Advocates and apologists for illegal immigration fairly complain that immigration law enforcement is full of violations of due process of law.
This month a U.S. citizen who is an Army veteran was arrested by immigration agents as he arrived for his job at a marijuana farm in California during the chaos of a raid in which dozens of illegal immigrants were being arrested. His car windows were smashed, he was hauled out at gunpoint, and he was jailed for three days before his citizenship was established and he was released. It was outrageous.

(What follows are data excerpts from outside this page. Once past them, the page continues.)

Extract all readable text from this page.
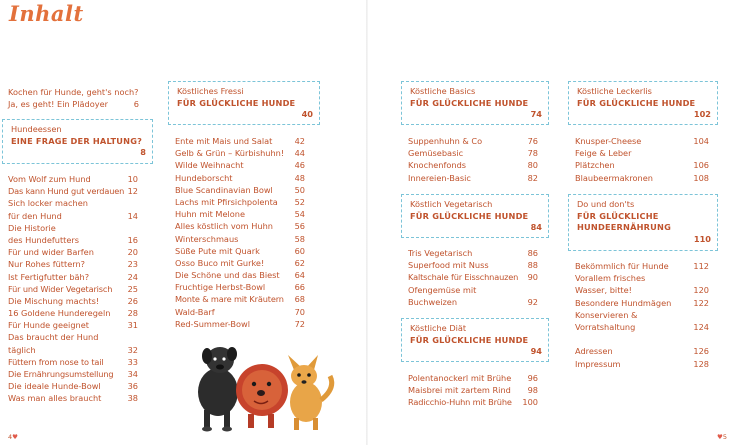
Inhalt
Kochen für Hunde, geht's noch?
Ja, es geht! Ein Plädoyer	6
Hundeessen
EINE FRAGE DER HALTUNG?
8
Vom Wolf zum Hund	10
Das kann Hund gut verdauen 12
Sich locker machen
für den Hund	14
Die Historie
des Hundefutters	16
Für und wider Barfen	20
Nur Rohes füttern?	23
Ist Fertigfutter bäh?	24
Für und Wider Vegetarisch 25
Die Mischung machts!	26
16 Goldene Hunderegeln 28
Für Hunde geeignet	31
Das braucht der Hund
täglich	32
Füttern from nose to tail	33
Die Ernährungsumstellung 34
Die ideale Hunde-Bowl	36
Was man alles braucht	38
Köstliches Fressi
FÜR GLÜCKLICHE HUNDE
40
Ente mit Mais und Salat	42
Gelb & Grün – Kürbishuhn! 44
Wilde Weihnacht	46
Hundeborscht	48
Blue Scandinavian Bowl	50
Lachs mit Pfirsichpolenta 52
Huhn mit Melone	54
Alles köstlich vom Huhn	56
Winterschmaus	58
Süße Pute mit Quark	60
Osso Buco mit Gurke!	62
Die Schöne und das Biest 64
Fruchtige Herbst-Bowl	66
Monte & mare mit Kräutern 68
Wald-Barf	70
Red-Summer-Bowl	72
Köstliche Basics
FÜR GLÜCKLICHE HUNDE
74
Suppenhuhn & Co	76
Gemüsebasic	78
Knochenfonds	80
Innereien-Basic	82
Köstlich Vegetarisch
FÜR GLÜCKLICHE HUNDE
84
Tris Vegetarisch	86
Superfood mit Nuss	88
Kaltschale für Eisschnauzen 90
Ofengemüse mit
Buchweizen	92
Köstliche Diät
FÜR GLÜCKLICHE HUNDE
94
Polentanockerl mit Brühe 96
Maisbrei mit zartem Rind 98
Radicchio-Huhn mit Brühe 100
Köstliche Leckerlis
FÜR GLÜCKLICHE HUNDE
102
Knusper-Cheese	104
Feige & Leber
Plätzchen	106
Blaubeermakronen	108
Do und don'ts
FÜR GLÜCKLICHE
HUNDEERNÄHRUNG
110
Bekömmlich für Hunde	112
Vorallem frisches
Wasser, bitte!	120
Besondere Hundmägen	122
Konservieren &
Vorratshaltung	124
Adressen	126
Impressum	128
4♥	♥5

Yet this environment was created by the advocates and apologists for illegal immigration. They didn’t object to the previous administration’s failure with the due process of law — the failure to enforce immigration law at all. To the contrary, as in Connecticut, they incentivized and facilitated illegal immigration, providing illegal immigrants with identification documents, driver’s licenses, medical insurance, food, and housing, and promising to obstruct immigration authorities with Connecticut’s so-called Trust Act.
In doing all this, the advocates and apologists for illegal immigration have assumed dangerously that the intentions of all illegal immigrants are good.
The advocates and apologists for illegal immigration say the country’s immigration system is broken. Indeed, and they were the ones who broke it, deliberately. Now, with an estimated 10 million illegal immigrants in the country, painstaking due process is impossible with any effective immigration law enforcement.
Regaining control of the border will require years of deportations to undo and deter more of what the advocates and apologists engineered.
Chris Powell has written about Connecticut government and politics for many years. (CPowell@cox.net)
Ignoring federal immigration laws is a serious dereliction of duty and a violation of the oath of the office the governor and and the attorney general took. The oath is an elected or appointed official’s promise to faithfully discharge the duties of the position and uphold the law. Broken promises from politicians is nothing new, but breaking a promise that also breaks the law has become the norm when it comes to immigration enforcement and the delivery of public benefits to non-citizens.
The failure and outright refusal to obey the law are transgressions that affect every American citizen because they promote a continuum of lawlessness and disrespect for law enforcement and the judicial process. If protest groups want to foray into the world of interfering with ICE apprehensions, that’s their business, but our government officials have no right to impede enforcement action and, in fact, they have the obligation under federal law to assist regardless of what the Connecticut Trust Act purports to say. A law not enforced is not a law at all.